Organic mental disorders

 

Organic mental disorders

Organic brain disorders result from structural pathology, as in dementia, or from disturbed central nervous system (CNS) function, as in fever-induced delirium. They do not include mental and behavioural disorders due to alcohol and misuse of drugs, which are classified separately.

  • Delirium - Delirium, also termed toxic confusional state and acute organic reaction , is an acute or subacute brain failure in which impairment of attention is accompanied by abnormalities of perception and mood.
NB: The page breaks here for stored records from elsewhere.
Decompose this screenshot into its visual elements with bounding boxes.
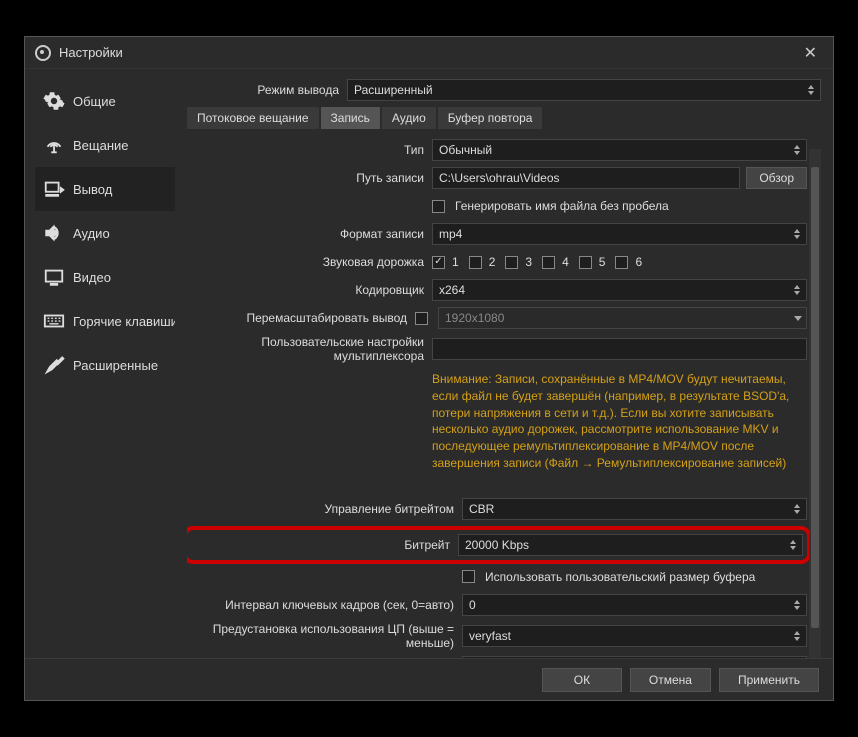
profile-select[interactable]: (Нет) [462, 656, 807, 658]
path-label: Путь записи [187, 171, 432, 185]
tab-replay-buffer[interactable]: Буфер повтора [438, 107, 543, 129]
sidebar-item-output[interactable]: Вывод [35, 167, 175, 211]
browse-button[interactable]: Обзор [746, 167, 807, 189]
track-4-checkbox[interactable] [542, 256, 555, 269]
rescale-label: Перемасштабировать вывод [187, 311, 415, 325]
titlebar: Настройки ✕ [25, 37, 833, 69]
track-1-checkbox[interactable] [432, 256, 445, 269]
sidebar-item-hotkeys[interactable]: Горячие клавиши [35, 299, 175, 343]
bitrate-input[interactable]: 20000 Kbps [458, 534, 803, 556]
muxer-input[interactable] [432, 338, 807, 360]
tools-icon [43, 354, 65, 376]
tab-recording[interactable]: Запись [321, 107, 380, 129]
preset-select[interactable]: veryfast [462, 625, 807, 647]
sidebar-item-stream[interactable]: Вещание [35, 123, 175, 167]
ok-button[interactable]: ОК [542, 668, 622, 692]
rc-select[interactable]: CBR [462, 498, 807, 520]
sidebar-label: Видео [73, 270, 111, 285]
format-label: Формат записи [187, 227, 432, 241]
broadcast-icon [43, 134, 65, 156]
footer: ОК Отмена Применить [25, 658, 833, 700]
type-select[interactable]: Обычный [432, 139, 807, 161]
scrollbar[interactable] [809, 149, 821, 658]
gen-filename-checkbox[interactable] [432, 200, 445, 213]
rescale-select[interactable]: 1920x1080 [438, 307, 807, 329]
format-select[interactable]: mp4 [432, 223, 807, 245]
app-icon [35, 45, 51, 61]
path-input[interactable]: C:\Users\ohrau\Videos [432, 167, 740, 189]
mp4-warning: Внимание: Записи, сохранённые в MP4/MOV … [432, 369, 807, 474]
output-mode-select[interactable]: Расширенный [347, 79, 821, 101]
encoder-select[interactable]: x264 [432, 279, 807, 301]
type-label: Тип [187, 143, 432, 157]
sidebar-item-audio[interactable]: Аудио [35, 211, 175, 255]
track-2-checkbox[interactable] [469, 256, 482, 269]
sidebar-label: Расширенные [73, 358, 158, 373]
sidebar-label: Горячие клавиши [73, 314, 175, 329]
muxer-label: Пользовательские настройки мультиплексор… [187, 335, 432, 363]
sidebar-item-general[interactable]: Общие [35, 79, 175, 123]
gear-icon [43, 90, 65, 112]
output-icon [43, 178, 65, 200]
cancel-button[interactable]: Отмена [630, 668, 711, 692]
rc-label: Управление битрейтом [187, 502, 462, 516]
content: Режим вывода Расширенный Потоковое вещан… [175, 69, 833, 658]
scroll-area: Тип Обычный Путь записи C:\Users\ohrau\V… [187, 139, 821, 658]
track-3-checkbox[interactable] [505, 256, 518, 269]
output-mode-label: Режим вывода [187, 83, 347, 97]
rescale-checkbox[interactable] [415, 312, 428, 325]
preset-label: Предустановка использования ЦП (выше = м… [187, 622, 462, 650]
output-mode-row: Режим вывода Расширенный [187, 79, 821, 101]
keyint-input[interactable]: 0 [462, 594, 807, 616]
scrollbar-thumb[interactable] [811, 167, 819, 628]
bitrate-label: Битрейт [191, 538, 458, 552]
sidebar-item-video[interactable]: Видео [35, 255, 175, 299]
track-6-checkbox[interactable] [615, 256, 628, 269]
custom-buffer-label: Использовать пользовательский размер буф… [485, 570, 755, 584]
sidebar-label: Вещание [73, 138, 129, 153]
sidebar-label: Общие [73, 94, 116, 109]
tab-audio[interactable]: Аудио [382, 107, 436, 129]
track-5-checkbox[interactable] [579, 256, 592, 269]
keyint-label: Интервал ключевых кадров (сек, 0=авто) [187, 598, 462, 612]
custom-buffer-checkbox[interactable] [462, 570, 475, 583]
video-icon [43, 266, 65, 288]
sidebar-item-advanced[interactable]: Расширенные [35, 343, 175, 387]
sidebar-label: Аудио [73, 226, 110, 241]
sidebar: Общие Вещание Вывод Аудио Видео Горячие … [25, 69, 175, 658]
gen-filename-label: Генерировать имя файла без пробела [455, 199, 669, 213]
apply-button[interactable]: Применить [719, 668, 819, 692]
tab-streaming[interactable]: Потоковое вещание [187, 107, 319, 129]
close-icon[interactable]: ✕ [798, 43, 823, 63]
body: Общие Вещание Вывод Аудио Видео Горячие … [25, 69, 833, 658]
sidebar-label: Вывод [73, 182, 112, 197]
output-tabs: Потоковое вещание Запись Аудио Буфер пов… [187, 107, 821, 129]
encoder-label: Кодировщик [187, 283, 432, 297]
window-title: Настройки [59, 45, 798, 60]
bitrate-highlight: Битрейт 20000 Kbps [187, 526, 811, 564]
keyboard-icon [43, 310, 65, 332]
audio-icon [43, 222, 65, 244]
settings-window: Настройки ✕ Общие Вещание Вывод Аудио [24, 36, 834, 701]
track-label: Звуковая дорожка [187, 255, 432, 269]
It is the most common psychosis seen in the general hospital. Ten to twenty per cent of surgical and medical inpatients have delirium during their admission. The degree of impairment classically fluctuates, so that there are intermittent lucid periods. Confusion is usually worse at night, with consequent sleep reversal, so that the patient is asleep in the day and awake all night. During the acute phase, thought and speech are incoherent, memory is impaired and misperceptions occur. Episodic visual hallucinations (or illusions) and persecutory delusions may occur. As a consequence, the patient may be frightened, suspicious, restless and uncooperative.
  • Dementia - Dementia is an acquired global impairment of intellect, memory and personality, but without impairment of consciousness. There is often an associated deterioration in emotional control, social behaviour and motivation. Dementia is used both to refer to the primary dementing illness, such as Alzheimer's disease, as well as the process itself, which may be secondary to some other disease (e.g. hypothyroidism). Presenile dementia is the term used for patients under 65 years of age and senile dementia for older patients. However, there is no clinical difference.
  • Alzheimer's disease - This is a primary degenerative brain disease of unknown aetiology that is insidious in onset, followed by gradual deterioration and death in about 10 years. The onset can be in middle adult life or even earlier, but the incidence is higher in later life. Patients particularly at risk of developing Alzheimer's disease are those who have a family history, who have sustained a head injury, or have Down's syndrome.

Organic amnestic (dysmnesic) syndrome

This is characterized by a marked impairment of memory occurring in clear consciousness and not as part of a delirium or dementia. Long-term memory is less affected than short-term memory. Often the patient is blandly unconcerned and commonly confabulates. One of the most common causes is severe thiamin deficiency secondary to chronic alcohol misuse (Korsakoff's syndrome).